Weakened al Qaeda may speed US withdrawal
Twenty of al Qaeda`s 30 prominent leaders in the region had been killed in the past year.
Washington: Drone strikes and covert operations have weakened Afghanistan`s Al Qaeda network and could justify a White House decision to withdraw troops quicker than planned, The New York Times reported.
Citing high-ranking officials, the newspaper reported that 20 of al Qaeda`s 30 prominent leaders in the region had been killed in the past year.
The report comes as the US holds talks with the Taliban in Afghanistan, the first official confirmed contact between the US and the Taliban after nearly 10 years of war.
Afghan President Hamid Karzai confirmed the talks on Saturday, which highlight the increasing focus on finding a political solution in Afghanistan as foreign combat troops prepare to pull out by 2014.
"Talks with the Taliban have started... the talks are going on well," Karzai said at a conference in Kabul.
US President Barack Obama ordered 33,000 extra forces to Afghanistan in December 2009 in an attempt to thwart an emboldened Taliban`s momentum, bringing the total deployed to 100,000. He said he would begin withdrawing forces in July 2011.
The US military however is asking Obama to maintain its troop surge in Afghanistan until the fall of 2012, The Wall Street Journal reported on Friday.

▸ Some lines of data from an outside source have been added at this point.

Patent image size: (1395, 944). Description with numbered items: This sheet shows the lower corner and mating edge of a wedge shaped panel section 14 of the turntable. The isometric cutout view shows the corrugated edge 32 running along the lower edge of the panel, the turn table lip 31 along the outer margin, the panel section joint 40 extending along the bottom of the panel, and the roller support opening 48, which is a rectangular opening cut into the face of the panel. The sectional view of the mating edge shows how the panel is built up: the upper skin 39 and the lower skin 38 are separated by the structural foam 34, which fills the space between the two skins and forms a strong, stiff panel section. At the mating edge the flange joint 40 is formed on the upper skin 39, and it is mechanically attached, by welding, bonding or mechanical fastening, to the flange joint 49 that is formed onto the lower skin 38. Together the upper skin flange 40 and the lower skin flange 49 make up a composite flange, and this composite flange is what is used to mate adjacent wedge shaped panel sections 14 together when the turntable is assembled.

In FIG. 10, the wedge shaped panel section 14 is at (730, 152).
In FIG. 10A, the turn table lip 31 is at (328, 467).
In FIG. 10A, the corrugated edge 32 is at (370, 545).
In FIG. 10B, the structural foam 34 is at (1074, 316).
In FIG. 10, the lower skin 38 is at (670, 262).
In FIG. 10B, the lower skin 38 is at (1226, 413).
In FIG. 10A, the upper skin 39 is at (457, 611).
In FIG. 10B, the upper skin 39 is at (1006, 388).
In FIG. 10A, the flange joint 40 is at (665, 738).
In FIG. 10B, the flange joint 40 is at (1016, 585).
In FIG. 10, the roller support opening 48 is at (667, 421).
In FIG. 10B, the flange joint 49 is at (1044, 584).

Obama is facing mounting pressure to announce a significant drawdown after last month`s killing of Al Qaeda leader Osama bin Laden and amid domestic economic woes and a mounting US death toll.
White House spokesman Jay Carney was non-committal Friday about the pace of troop withdrawals.
"The conversations continue," he said. "The president`s consulting with members of the national security team... he will have a decision soon."
During the May 2 raid in Pakistan that killed bin Laden, the US seized intelligence materials at the former al Qaeda leader`s compound. Information found among those materials has boosted US confidence that al Qaeda and its leadership have been weakened, reported The New York Times.
There are around 130,000 international troops in Afghanistan, of which some 90,000 are from the US.